Their father Jacob castigated them, but he did so on utilitarian, not moral, grounds. And on his deathbed Jacob cursed their anger, not their deed. In fact, according to one Midrash, a depiction of Shechem adorned the flag of Shimon’s tribe in the desert, which implies God’s – or at least Moses’s – approval.
Commentators offer various explanations to justify this slaughter of innocents. The Maharal of Prague, however, offers the simplest answer. He writes,
Even though only one man sinned, he belonged to a larger nation … and therefore Levi and Shimon were permitted to take vengeance against all of them. The same is true in similar circumstances. For instance [God told Moses], ‘Vex the Midianites and smite them’ (Numbers 25:17). It is immaterial that many individual Midianites did not harm Israel. The nation they belonged to did…. And such is the case for all wars.
This logic also explains why God gave Samson strength, in his final act on earth, to kill thousands of Philistines, including many women, by toppling a building on top of them. It also clarifies why Mordechai in the Book of Esther drafts a letter for King Achashverosh which permits the Jews of the Persian Empire “to destroy, kill and annihilate every armed force of any people or province that would assault them, along with their children and women.”
Taking revenge on innocent civilians may strike some as cruel, but, in truth, most civilians are far from innocent. Civilians comprise the home front. Many of them provide material aid (food, clothing, ammunition etc.), and just as important, they provide moral support. Very few soldiers would fight if they knew their wives, children, and fellow citizens back home weren’t supporting them.
If ordinary civilians, then, are not generally innocent, how much less so are the Arabs in Gaza and the West Bank. In fact, one can hardly point to a less innocent population in history. Among how many other innocent populations in history were little children taught to say the equivalent of, “When I grow up I want to be a suicide bomber?” In how many other innocent populations did mothers and teachers regale in such declarations?
Readers still concerned about the killing of civilians generally regarded as innocent should note that the United States and England killed hundreds of thousands of innocent Germans and Japanese during World War II. Those killed by the atom bomb, which ended the war and was applauded by America’s Greatest Generation, were almost exclusively civilians.
Realize further that if a newly belligerent Moscow dropped a nuclear bomb on Washington tomorrow, America would unhesitatingly retaliate by dropping a nuclear bomb on Moscow even though the average Moscow resident harbors no hatred for the United States.
Finally, know that when Arab terrorists murdered hundreds of Jews in Palestine in the late 1930s, the underground Irgun organization retaliated by killing innocent Arabs. Many Jews supported the Irgun and just recently Jewish Americans gushed with pride when they discovered that the father of Rahm Emanuel, Obama’s chief of staff, belonged to that organization.

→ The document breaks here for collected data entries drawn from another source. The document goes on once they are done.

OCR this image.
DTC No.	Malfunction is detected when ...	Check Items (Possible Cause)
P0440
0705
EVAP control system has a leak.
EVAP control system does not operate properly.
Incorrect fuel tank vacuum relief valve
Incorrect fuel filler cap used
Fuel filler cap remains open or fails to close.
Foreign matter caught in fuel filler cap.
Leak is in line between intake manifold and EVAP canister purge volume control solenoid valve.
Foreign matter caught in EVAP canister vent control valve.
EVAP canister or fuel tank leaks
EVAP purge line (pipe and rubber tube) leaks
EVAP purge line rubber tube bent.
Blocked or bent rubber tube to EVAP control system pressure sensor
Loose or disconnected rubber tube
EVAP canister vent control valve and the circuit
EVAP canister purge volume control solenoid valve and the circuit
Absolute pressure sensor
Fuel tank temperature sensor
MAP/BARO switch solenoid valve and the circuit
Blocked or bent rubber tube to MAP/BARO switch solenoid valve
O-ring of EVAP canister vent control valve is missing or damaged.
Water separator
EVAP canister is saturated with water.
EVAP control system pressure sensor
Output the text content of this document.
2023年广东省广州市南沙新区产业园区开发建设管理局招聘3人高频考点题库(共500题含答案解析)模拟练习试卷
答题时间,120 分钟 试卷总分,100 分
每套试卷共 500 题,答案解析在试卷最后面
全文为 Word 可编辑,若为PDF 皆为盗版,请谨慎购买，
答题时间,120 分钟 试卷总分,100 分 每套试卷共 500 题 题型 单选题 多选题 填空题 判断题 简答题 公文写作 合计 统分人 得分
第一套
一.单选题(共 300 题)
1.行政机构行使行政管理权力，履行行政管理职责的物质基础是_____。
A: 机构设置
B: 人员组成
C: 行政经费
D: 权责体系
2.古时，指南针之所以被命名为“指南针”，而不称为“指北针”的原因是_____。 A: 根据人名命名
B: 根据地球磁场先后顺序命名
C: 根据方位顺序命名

Ze’ev Jabotinsky, Irgun’s head, hesitated before permitting these retaliatory attacks. But ultimately he could not tolerate a situation “in which everything is forbidden the Jew and everything permitted the Arab, a situation in which the Jew can be compared to a terrified mouse, while the Arab feels at home everywhere.”
Jabotinsky then asked a question that still resonates all these decades later: “Is this a moral situation?”
Israel cannot and will not win its future wars unless it kills many innocent civilians. This may sound horribly cruel, but war has already famously been described as hell. Either innocent Arabs will die or innocent Israelis will die. No third option exists.
The biblical commentator Ramban wrote, “Because of the mercy of fools, all justice is lost.” Let us not be fools.